On the plus side of the condition, Aspergers persons often have at least one remarkable ability, such as being able to perform at a high level on an instrument with little or no training. In our story the character has a genius level of ability with anything to do with numbers. As a successful car salesman he had all the relevant numbers connected to a sale, such as the original list price, the financing charges, margins, all at the tip of a remarkable mind and therefore able to recite them to customers without having to reference any printed or computerized information.

Also, living mostly in a world of their own making, Aspergers individuals do not respond well to requests or suggestions that they do this or that. Instead, they typically make up their own minds, doing what they want to do.

When you add in a bipolar diagnosis and combine it with autism and addictions, the resulting dysfunctional individual can be a challenge to live with and an even greater challenge to manage.

Simple things like grocery shopping, paying bills, making home repairs, are often beyond them. And, as you might expect such individuals have problems making friends in the normal world, so the people closest to them, most often family members, end up shouldering the burden of being their best friends—typically involving much suffering and sacrifice, often over a lifetime. And there will be cycles of intense moods and behavior.

Each person will have a unique, but often more or less regular cycle between manic productivity and devastating clinical depression. As their caregiver you can look for signs to determine which phase of the cycle they're in, many of which will be obvious. Obsessive cleaning and organizing, even just being happy and more positive might signal a manic phase.
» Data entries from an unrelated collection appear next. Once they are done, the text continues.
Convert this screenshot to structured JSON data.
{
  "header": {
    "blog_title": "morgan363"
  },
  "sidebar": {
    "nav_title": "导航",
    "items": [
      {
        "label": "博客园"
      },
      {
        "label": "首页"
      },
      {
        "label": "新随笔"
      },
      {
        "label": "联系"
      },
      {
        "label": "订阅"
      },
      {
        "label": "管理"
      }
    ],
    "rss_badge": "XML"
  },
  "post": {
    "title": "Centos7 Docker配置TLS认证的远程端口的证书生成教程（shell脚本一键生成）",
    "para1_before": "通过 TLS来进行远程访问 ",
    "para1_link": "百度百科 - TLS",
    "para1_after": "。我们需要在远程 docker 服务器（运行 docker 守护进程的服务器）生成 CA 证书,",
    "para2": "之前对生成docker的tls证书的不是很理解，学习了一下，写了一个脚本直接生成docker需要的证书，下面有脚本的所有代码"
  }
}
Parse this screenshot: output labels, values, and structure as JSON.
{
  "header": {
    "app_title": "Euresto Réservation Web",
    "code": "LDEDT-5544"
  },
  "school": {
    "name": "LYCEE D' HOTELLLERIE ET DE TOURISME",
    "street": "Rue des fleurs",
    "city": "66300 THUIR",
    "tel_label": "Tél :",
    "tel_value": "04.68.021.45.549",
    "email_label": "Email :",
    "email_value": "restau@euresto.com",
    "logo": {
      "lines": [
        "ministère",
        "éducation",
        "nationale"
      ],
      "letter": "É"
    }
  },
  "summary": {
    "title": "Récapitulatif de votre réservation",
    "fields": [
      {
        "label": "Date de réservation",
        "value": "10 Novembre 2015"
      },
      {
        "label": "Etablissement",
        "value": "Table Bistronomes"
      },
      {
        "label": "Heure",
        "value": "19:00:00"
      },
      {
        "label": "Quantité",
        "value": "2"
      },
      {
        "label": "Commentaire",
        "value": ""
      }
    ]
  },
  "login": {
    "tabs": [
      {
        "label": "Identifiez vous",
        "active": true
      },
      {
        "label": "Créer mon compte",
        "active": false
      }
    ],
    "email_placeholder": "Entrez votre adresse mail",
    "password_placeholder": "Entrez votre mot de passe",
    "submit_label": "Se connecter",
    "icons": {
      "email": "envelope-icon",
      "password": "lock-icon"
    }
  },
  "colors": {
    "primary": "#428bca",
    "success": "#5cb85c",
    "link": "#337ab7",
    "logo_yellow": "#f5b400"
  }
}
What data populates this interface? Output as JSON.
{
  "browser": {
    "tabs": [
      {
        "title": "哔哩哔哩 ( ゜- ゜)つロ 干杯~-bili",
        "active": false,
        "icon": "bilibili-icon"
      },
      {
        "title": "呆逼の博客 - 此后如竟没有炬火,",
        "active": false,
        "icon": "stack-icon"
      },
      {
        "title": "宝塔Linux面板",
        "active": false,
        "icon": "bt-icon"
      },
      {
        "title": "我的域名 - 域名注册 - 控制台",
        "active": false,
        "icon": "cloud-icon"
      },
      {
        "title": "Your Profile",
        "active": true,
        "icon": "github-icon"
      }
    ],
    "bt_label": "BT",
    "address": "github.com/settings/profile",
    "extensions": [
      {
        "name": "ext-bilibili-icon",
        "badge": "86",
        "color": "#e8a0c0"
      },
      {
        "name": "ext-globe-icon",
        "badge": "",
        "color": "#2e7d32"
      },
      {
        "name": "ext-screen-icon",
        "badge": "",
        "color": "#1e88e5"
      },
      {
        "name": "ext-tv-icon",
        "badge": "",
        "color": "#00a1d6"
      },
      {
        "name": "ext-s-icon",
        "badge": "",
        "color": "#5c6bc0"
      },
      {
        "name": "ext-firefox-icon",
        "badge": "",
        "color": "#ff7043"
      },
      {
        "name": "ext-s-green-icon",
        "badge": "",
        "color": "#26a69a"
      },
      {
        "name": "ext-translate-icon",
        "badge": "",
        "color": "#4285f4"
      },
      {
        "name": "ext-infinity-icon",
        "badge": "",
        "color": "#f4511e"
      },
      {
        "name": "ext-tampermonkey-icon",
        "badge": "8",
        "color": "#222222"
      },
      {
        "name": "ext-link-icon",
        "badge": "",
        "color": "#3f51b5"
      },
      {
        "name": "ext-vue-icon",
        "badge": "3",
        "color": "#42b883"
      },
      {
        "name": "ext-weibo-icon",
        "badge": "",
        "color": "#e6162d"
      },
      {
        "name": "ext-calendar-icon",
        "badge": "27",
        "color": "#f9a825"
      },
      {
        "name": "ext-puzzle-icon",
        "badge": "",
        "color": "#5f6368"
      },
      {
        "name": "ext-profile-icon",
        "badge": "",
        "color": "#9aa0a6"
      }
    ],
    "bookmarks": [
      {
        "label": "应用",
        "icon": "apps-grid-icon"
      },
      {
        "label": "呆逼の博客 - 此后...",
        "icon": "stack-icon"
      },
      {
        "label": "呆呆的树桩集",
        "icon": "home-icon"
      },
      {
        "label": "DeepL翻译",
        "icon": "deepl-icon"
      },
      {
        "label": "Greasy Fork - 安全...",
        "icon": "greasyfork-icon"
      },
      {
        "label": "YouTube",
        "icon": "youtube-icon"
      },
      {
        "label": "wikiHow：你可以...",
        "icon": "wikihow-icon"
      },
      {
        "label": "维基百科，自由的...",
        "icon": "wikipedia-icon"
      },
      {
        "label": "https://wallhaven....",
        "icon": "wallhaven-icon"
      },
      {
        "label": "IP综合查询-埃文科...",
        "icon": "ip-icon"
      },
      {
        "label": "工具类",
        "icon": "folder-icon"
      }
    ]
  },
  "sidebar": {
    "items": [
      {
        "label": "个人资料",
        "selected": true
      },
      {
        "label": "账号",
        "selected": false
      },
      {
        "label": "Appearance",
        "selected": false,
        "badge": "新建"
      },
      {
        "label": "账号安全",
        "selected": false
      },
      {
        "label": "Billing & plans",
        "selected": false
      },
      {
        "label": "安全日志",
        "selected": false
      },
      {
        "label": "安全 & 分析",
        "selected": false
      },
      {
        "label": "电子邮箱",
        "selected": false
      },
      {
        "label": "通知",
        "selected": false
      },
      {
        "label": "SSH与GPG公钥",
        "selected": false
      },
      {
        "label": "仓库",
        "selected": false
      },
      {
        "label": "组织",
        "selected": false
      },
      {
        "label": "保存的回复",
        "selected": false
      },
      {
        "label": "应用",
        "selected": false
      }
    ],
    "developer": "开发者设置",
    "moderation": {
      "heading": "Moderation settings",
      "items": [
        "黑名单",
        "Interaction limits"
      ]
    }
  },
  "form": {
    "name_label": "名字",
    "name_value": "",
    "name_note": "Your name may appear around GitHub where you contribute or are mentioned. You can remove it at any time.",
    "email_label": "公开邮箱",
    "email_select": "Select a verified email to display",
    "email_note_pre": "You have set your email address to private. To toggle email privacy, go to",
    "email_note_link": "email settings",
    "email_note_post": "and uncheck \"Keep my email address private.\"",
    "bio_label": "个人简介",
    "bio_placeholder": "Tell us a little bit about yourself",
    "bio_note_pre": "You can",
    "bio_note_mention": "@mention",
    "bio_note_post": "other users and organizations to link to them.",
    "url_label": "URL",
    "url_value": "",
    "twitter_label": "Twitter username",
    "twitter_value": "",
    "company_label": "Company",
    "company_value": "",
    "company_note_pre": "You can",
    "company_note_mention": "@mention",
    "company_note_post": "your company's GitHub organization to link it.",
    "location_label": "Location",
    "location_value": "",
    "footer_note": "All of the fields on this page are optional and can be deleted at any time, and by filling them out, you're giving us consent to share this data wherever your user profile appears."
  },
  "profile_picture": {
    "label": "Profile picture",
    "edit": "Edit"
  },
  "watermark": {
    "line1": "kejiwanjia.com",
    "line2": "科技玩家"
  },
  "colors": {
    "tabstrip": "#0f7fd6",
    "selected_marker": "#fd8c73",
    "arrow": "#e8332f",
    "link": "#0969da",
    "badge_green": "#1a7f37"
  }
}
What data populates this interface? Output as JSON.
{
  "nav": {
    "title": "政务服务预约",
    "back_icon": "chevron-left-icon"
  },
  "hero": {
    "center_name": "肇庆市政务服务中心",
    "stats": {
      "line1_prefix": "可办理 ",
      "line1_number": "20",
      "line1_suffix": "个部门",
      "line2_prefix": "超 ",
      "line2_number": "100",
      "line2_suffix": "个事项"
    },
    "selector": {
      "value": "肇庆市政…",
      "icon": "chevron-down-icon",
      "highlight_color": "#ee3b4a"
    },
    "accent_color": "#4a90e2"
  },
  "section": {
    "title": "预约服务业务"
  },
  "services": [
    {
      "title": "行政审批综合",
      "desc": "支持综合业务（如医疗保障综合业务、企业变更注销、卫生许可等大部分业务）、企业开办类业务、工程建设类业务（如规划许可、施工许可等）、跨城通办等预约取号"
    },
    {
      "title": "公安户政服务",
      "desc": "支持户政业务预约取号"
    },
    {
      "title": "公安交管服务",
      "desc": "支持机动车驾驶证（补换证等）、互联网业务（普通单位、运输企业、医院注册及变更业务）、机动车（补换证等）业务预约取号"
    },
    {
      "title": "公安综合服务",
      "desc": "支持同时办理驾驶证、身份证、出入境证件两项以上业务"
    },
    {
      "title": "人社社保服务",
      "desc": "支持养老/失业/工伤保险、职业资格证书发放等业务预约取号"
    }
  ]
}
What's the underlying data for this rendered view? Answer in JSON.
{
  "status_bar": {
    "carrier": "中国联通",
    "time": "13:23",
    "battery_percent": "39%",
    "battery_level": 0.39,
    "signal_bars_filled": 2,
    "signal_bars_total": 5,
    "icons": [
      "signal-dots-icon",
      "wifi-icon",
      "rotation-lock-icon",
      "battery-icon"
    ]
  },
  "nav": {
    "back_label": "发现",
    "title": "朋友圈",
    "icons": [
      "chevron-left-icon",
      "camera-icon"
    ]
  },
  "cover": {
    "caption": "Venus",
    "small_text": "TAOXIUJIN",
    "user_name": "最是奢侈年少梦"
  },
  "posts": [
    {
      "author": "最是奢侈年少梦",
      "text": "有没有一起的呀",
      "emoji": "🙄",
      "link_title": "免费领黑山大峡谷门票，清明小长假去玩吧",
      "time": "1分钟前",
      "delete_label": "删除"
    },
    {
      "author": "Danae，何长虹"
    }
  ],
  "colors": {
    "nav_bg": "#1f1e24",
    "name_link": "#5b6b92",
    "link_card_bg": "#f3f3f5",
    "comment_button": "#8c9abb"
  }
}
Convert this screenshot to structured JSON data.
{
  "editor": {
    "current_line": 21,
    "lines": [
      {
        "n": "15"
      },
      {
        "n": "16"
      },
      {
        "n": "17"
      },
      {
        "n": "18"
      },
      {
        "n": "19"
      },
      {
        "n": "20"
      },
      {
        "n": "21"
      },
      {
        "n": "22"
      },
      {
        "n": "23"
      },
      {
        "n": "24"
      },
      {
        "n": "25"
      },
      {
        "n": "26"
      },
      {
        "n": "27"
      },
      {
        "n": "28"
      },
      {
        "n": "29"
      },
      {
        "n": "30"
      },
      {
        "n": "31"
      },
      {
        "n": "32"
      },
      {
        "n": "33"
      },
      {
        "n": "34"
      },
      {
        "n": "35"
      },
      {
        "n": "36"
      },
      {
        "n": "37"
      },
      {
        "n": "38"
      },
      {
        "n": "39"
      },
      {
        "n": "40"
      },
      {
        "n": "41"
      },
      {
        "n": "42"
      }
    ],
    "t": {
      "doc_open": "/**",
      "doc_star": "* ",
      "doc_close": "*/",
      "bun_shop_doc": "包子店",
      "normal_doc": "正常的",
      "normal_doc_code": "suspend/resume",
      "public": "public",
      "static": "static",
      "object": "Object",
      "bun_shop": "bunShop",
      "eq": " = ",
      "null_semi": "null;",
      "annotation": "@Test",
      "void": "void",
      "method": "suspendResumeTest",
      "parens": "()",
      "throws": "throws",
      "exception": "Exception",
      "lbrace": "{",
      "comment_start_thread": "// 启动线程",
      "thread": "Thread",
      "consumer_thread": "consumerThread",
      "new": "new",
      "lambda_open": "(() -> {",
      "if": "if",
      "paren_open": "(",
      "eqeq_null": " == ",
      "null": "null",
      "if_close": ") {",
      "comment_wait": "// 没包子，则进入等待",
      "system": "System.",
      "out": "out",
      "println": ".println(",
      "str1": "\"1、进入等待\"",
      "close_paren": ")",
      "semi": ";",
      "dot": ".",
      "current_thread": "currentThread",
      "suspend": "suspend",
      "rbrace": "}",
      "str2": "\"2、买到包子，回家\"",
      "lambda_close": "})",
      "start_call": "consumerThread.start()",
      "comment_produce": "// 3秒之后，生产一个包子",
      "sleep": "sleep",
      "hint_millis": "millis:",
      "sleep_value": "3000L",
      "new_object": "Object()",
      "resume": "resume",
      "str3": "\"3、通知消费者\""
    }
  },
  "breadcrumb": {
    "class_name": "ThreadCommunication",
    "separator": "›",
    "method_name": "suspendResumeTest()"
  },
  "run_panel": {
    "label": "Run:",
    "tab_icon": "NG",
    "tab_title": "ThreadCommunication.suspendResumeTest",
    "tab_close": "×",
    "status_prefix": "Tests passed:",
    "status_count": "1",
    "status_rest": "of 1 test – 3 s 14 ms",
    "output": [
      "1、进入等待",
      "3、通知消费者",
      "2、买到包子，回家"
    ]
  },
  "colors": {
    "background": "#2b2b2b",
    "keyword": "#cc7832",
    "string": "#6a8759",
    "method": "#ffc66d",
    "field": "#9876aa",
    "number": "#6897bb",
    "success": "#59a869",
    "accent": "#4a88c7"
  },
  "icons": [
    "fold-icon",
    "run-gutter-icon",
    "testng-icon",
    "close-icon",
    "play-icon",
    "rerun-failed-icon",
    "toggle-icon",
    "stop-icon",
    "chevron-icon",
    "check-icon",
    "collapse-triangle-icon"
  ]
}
On the other hand, irrational, argumentative, and escapist behavior along with attempts to tamp down the depression with drugs and or alcohol will lead to a dangerous few days when the lives of everyone surrounding the depressed person will be upended.

And what about the prospects of such a person getting and holding down a job. The whole interview process will be daunting if not impossibly difficult for them. A prospective employer can't expect someone on the autism spectrum to understand that their attitude and behavior should operate up to certain acceptable standards when they simply aren't always in full control of emotions which can flare into rage at any time because of any number of triggers.

If you are someone responsible for the care of such an individual, although everything mentioned so far is reasonably accurate, know that there is room for optimism, that progress is possible even with difficult cases.

Of course there are many types of autism affecting people in a variety of ways. Studies are ongoing and every day more is being learned. For example, one family with a severely autistic child who had repeated tantrums, wouldn't speak to anyone, and after trying every known, available treatment with no results, discovered that the child could somehow connect with horses in a way that eventually opened the child up to much more normal contact with humans and many fewer tantrums.

In this story, our character is based on a real person with Aspergers. Over many years of managing his life, providing them with unconditional love, modeling the attitudes and behaviors they hoped to someday see in them, slowly but surely a radical transformation began taking place. Eventually displays of understanding and empathy began to emerge. In time joy began to replace the chronic negativity and depression, giving way to efforts to give back to those who had stood by them with acts of kindness and gifts.

As you take on such a task, never underestimate the...Power of Love.